Boras has been one of baseball’s most influential and successful agents for about 30 years, and it’s fair to say that he’s earned that reputation by ensuring that his clients are paid what they’re worth. Often, that does mean taking them to free agency, where teams have to bid against one another and a player can gauge their true market value. However, in the last decade, Boras has negotiated no fewer than eight contract extensions for clients prior to their reaching free agency, including some very relevant precedents for a theoretical Kirilloff deal.
In early 2011, Boras and client Carlos González—an electrifying bat-first corner outfielder who batted left-handed—agreed to a seven-year, $80-million deal with the Colorado Rockies, when González was still four years from free agency. Later that year, just months before Angels pitcher Jered Weaver was due to hit free agency, he and Boras signed a five-year extension with the team.
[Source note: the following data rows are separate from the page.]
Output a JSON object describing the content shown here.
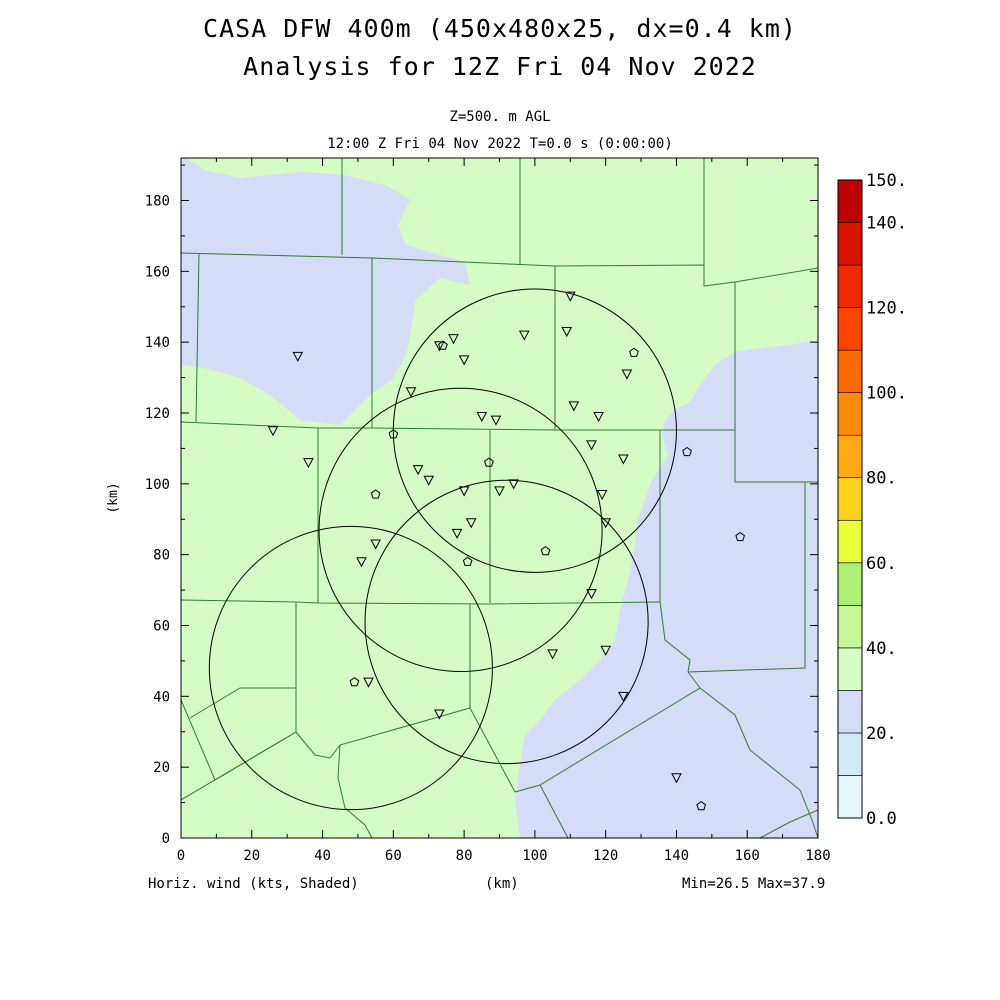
{
  "title": "CASA DFW 400m (450x480x25, dx=0.4 km)",
  "subtitle": "Analysis for 12Z Fri 04 Nov 2022",
  "level": "Z=500. m AGL",
  "time_label": "12:00 Z Fri 04 Nov 2022    T=0.0 s (0:00:00)",
  "footer": {
    "field": "Horiz. wind (kts, Shaded)",
    "xunit": "(km)",
    "minmax": "Min=26.5 Max=37.9"
  },
  "chart_data": {
    "type": "heatmap",
    "xlabel": "(km)",
    "ylabel": "(km)",
    "xlim": [
      0,
      180
    ],
    "ylim": [
      0,
      192
    ],
    "xticks": [
      "0",
      "20",
      "40",
      "60",
      "80",
      "100",
      "120",
      "140",
      "160",
      "180"
    ],
    "yticks": [
      "0",
      "20",
      "40",
      "60",
      "80",
      "100",
      "120",
      "140",
      "160",
      "180"
    ],
    "colorbar": {
      "labels": [
        "0.0",
        "20.",
        "40.",
        "60.",
        "80.",
        "100.",
        "120.",
        "140.",
        "150."
      ],
      "levels": [
        0,
        10,
        20,
        30,
        40,
        50,
        60,
        70,
        80,
        90,
        100,
        110,
        120,
        130,
        140,
        150
      ],
      "colors": [
        "#e6f7fb",
        "#d2ecf6",
        "#d4dcf7",
        "#d4fcc4",
        "#c6f89a",
        "#aef077",
        "#e8ff3a",
        "#ffd21e",
        "#ffaa14",
        "#ff8a0a",
        "#ff6a00",
        "#ff4400",
        "#f02a00",
        "#d81400",
        "#bd0000"
      ]
    },
    "field_colors": {
      "low_wind": "#d4dcf7",
      "mid_wind": "#d4fcc4"
    },
    "radar_rings": [
      {
        "center": [
          48,
          48
        ],
        "radius": 40
      },
      {
        "center": [
          79,
          87
        ],
        "radius": 40
      },
      {
        "center": [
          100,
          115
        ],
        "radius": 40
      },
      {
        "center": [
          92,
          61
        ],
        "radius": 40
      }
    ],
    "stations_triangle": [
      [
        33,
        136
      ],
      [
        26,
        115
      ],
      [
        36,
        106
      ],
      [
        65,
        126
      ],
      [
        67,
        104
      ],
      [
        70,
        101
      ],
      [
        73,
        139
      ],
      [
        77,
        141
      ],
      [
        80,
        135
      ],
      [
        85,
        119
      ],
      [
        89,
        118
      ],
      [
        97,
        142
      ],
      [
        109,
        143
      ],
      [
        110,
        153
      ],
      [
        111,
        122
      ],
      [
        116,
        111
      ],
      [
        118,
        119
      ],
      [
        125,
        107
      ],
      [
        126,
        131
      ],
      [
        119,
        97
      ],
      [
        120,
        89
      ],
      [
        94,
        100
      ],
      [
        90,
        98
      ],
      [
        80,
        98
      ],
      [
        82,
        89
      ],
      [
        78,
        86
      ],
      [
        55,
        83
      ],
      [
        51,
        78
      ],
      [
        53,
        44
      ],
      [
        73,
        35
      ],
      [
        105,
        52
      ],
      [
        120,
        53
      ],
      [
        125,
        40
      ],
      [
        140,
        17
      ],
      [
        116,
        69
      ]
    ],
    "stations_circle": [
      [
        55,
        97
      ],
      [
        60,
        114
      ],
      [
        87,
        106
      ],
      [
        74,
        139
      ],
      [
        128,
        137
      ],
      [
        143,
        109
      ],
      [
        158,
        85
      ],
      [
        103,
        81
      ],
      [
        81,
        78
      ],
      [
        49,
        44
      ],
      [
        147,
        9
      ]
    ]
  }
}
In March 2013, Carlos Gómez and Boras agreed to a three-year extension to keep him with the Brewers, when he was a year from free agency. Weeks later, Boras and client Elvis Andrus agreed on an eight-year deal with the Rangers, when Andrus was still several years from free agency. In 2016, Boras client Stephen Strasburg signed an extension with the Nationals in May of what would otherwise have been his walk year.
More recently, Boras has negotiated long-term deals for clients José Altuve and Xander Bogaerts, each of whom was a year from free agency at the time. The idea that Boras is inflexibly averse to any pre-free agency deal is false and misleading.
If your preferred way of dealing with Kirilloff would be for the Twins to sign him to an immediate extension like the ones to which the White Sox inked outfielders Eloy Jiménez and Luis Robert, you’re doomed to disappointment. Boras has never signed a client up for a long-term deal before they reached two years of service time.
That’s not a problem, though. The Twins shouldn’t want to sign Kirilloff to such a deal so soon, anyway. As I wrote in advocating that he open the season on the roster, Kirilloff might not turn out to be worth keeping beyond 2026. The Twins will have a much clearer idea of his value in a couple of years, just as he will. The team will also be able to use that time to determine what they have in Trevor Larnach, what Max Kepler’s aging curve will look like, and whether Kirilloff’s long-term defensive home is in the outfield or at first base. All of that is relevant—even crucial—in setting the price at which an extension would make sense.
If they do decide that Kirilloff is extension-worthy, be it in late 2022 or early 2026, there’s every reason to believe that Boras and Kirilloff will be receptive to conversations about such a deal. None of the examples cited here involved teams that had overwhelming leverage over the player in question. The special circumstances that allowed each deal to fruition weren’t all that special, really. In each case, a team demonstrated a serious (beyond monetary) commitment to both the player themselves and building a winning team around them. In each case, their offer reflected that fact, such that (while the terms can still be characterized as team-friendly) Boras could confidently sign off on his client’s choice. In each case, the player responded to the team’s behavior by wanting to stay, which helped ensure both sides would do what was needed to finish the deal.
This is what we should want from all parties, when it comes to building lasting relationships between teams and their young players. The Twins have been one of the league’s model franchises in just this regard, especially over the last two years. Vilifying Boras for his style is silly; using Kirilloff’s choice to retain him as a reason to manipulate his service time is a red herring.
This team, this player, and this agent can easily find common ground, if and when the time comes. In the meantime, the Twins should make the decision that maximizes their chances to win a close division in 2021, and the one that gives them the best chance to evaluate their options for the longer term.